In conclusion, this study highlights the acaricidal potential of the methanolic extract of A. altissima against R. (B.) microplus and H. anatolicum ticks. The observed dose-dependent mortality rates and the superior effectiveness compared to permethrin suggest that A. altissima could be a promising natural alternative for tick control. Molecular docking analyses identified specific compounds, such as, 4-Quinolinecarboxylic acid and Gamma Tocopherol which demonstrated strong binding affinities to target proteins, providing insights into the biochemical mechanisms behind their anti-tick properties. The evaluation of physicochemical properties and ADME characteristics further supports these phytochemicals as potential non-toxic anti-tick agents. With their favorable drug-likeness and solubility profiles, these compounds offer a foundation for developing environmentally friendly tick control strategies. This research provides valuable insights into tick management and emphasizes the potential of A. altissima as a source of effective and sustainable tick control agents.
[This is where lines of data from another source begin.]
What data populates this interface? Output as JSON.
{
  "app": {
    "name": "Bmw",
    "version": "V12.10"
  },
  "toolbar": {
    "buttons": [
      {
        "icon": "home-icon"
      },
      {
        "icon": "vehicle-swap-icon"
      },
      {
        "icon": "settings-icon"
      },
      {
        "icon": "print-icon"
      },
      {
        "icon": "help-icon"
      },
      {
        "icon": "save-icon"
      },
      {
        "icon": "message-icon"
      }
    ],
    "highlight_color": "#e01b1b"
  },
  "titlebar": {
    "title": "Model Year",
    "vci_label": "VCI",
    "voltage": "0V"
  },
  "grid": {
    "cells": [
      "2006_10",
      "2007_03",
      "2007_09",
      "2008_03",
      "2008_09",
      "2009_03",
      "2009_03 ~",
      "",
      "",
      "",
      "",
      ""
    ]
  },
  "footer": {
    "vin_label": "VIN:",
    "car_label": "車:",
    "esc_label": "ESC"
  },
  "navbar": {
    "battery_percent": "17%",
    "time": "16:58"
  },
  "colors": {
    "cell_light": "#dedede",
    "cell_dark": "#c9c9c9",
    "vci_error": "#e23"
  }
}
Future studies, however, ought to concentrate on carrying out field tests to evaluate the extract’s efficacy in actual environmental settings. Furthermore, to ensure the sustainability of utilizing plant-based acaricides in integrated pest management systems, long-term safety studies, which include assessments of possible effects on non-target organisms and the environment, should be given top priority. It may strengthen the acaricidal capability of A. altissima and aid long-lasting tick control methods by filling in these research gaps.